Oleh: Mohammad Akbar
Pembinaan kepada para calon jamaah haji harus diintensifkan.
Keberhasilan penyelenggaraan haji sesungguhnya tidak hanya diukur pada aspek administrasi semata. Keberhasilan yang sesungguhnya pada hakikatnya adalah terbangunnya pemahaman haji secara paripurna pada diri setiap jamaah haji.
“Selama ini pemerintah masih terjebak pada persoalan yang ukurannya hanya pada aspek administratif saja. Kalau itu yang dijadikan ukuran, tentunya memang sudah baik,” kata Ketua Rabithah Haji Indonesia Ade.
Aspek administrasi yang dimaksud Ade itu terkait dengan persoalan memindahkan jamaah yang sudah terdaftar untuk pergi ke Tanah Suci. Hal lainnya terkait pula dengan fasilitas pemondokan, sarana transportasi, hingga persoalan katering.

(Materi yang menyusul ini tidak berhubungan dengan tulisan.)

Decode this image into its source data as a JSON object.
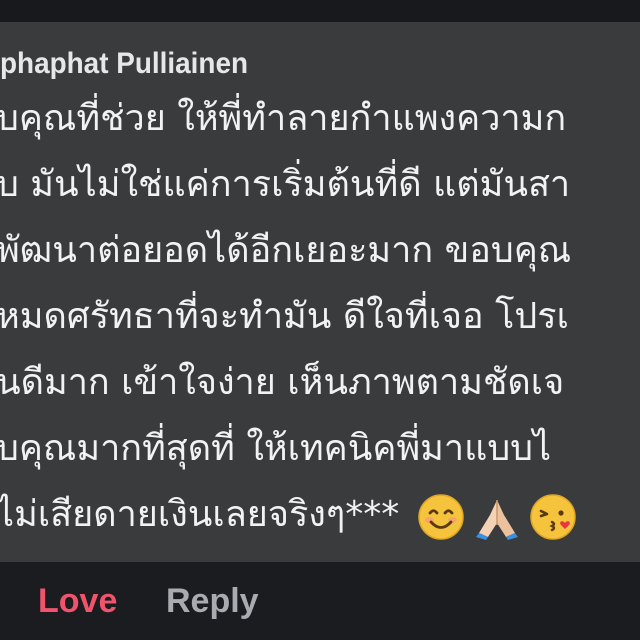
{
  "comment": {
    "author": "phaphat Pulliainen",
    "lines": [
      "บคุณที่ช่วย ให้พี่ทำลายกำแพงความก",
      "บ มันไม่ใช่แค่การเริ่มต้นที่ดี แต่มันสา",
      "พัฒนาต่อยอดได้อีกเยอะมาก ขอบคุณ",
      "หมดศรัทธาที่จะทำมัน ดีใจที่เจอ โปรเ",
      "นดีมาก เข้าใจง่าย เห็นภาพตามชัดเจ",
      "บคุณมากที่สุดที่ ให้เทคนิคพี่มาแบบไ",
      "ไม่เสียดายเงินเลยจริงๆ***"
    ],
    "emojis": [
      "smiling-face",
      "folded-hands",
      "face-blowing-kiss"
    ]
  },
  "actions": {
    "love_label": "Love",
    "reply_label": "Reply"
  },
  "colors": {
    "background": "#1b1c1f",
    "bubble": "#3a3b3d",
    "text": "#f1f2f4",
    "love": "#f0546c",
    "reply": "#a9abb0"
  }
}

Menurutnya, paradigma mengelola haji semacam itu sebenarnya sudah usang alias paradigma lama. Seharusnya, pemerintah tidak lagi menjadikan ukuran fisik semacam itu sebagai indikator keberhasilannya.
“Tapi, harusnya mulai memikirkan bagaimana meningkatkan kualitas sisi ubudiah. Dalam hal ini terkait dengan pembinaan manasik bagi setiap calon jamaah,” kata dia.
Untuk pembinaan manasik ini, Ade mengatakan, Indonesia sudah tertinggal jauh dibandingkan dengan Malaysia. Pemerintah Malaysia ternyata sudah cukup aktif melakukan pembinaan manasik secara berkala dan rutin dalam rentang tiga tahun sebelum keberangkatan ke Tanah Suci kepada para calon jamaahnya.
Sebaliknya, di Indonesia penyelenggaraan manasik yang hanya berlangsung cukup singkat dinilainya masih belum efektif untuk menumbuhkan pemahaman ibadah haji secara mendalam.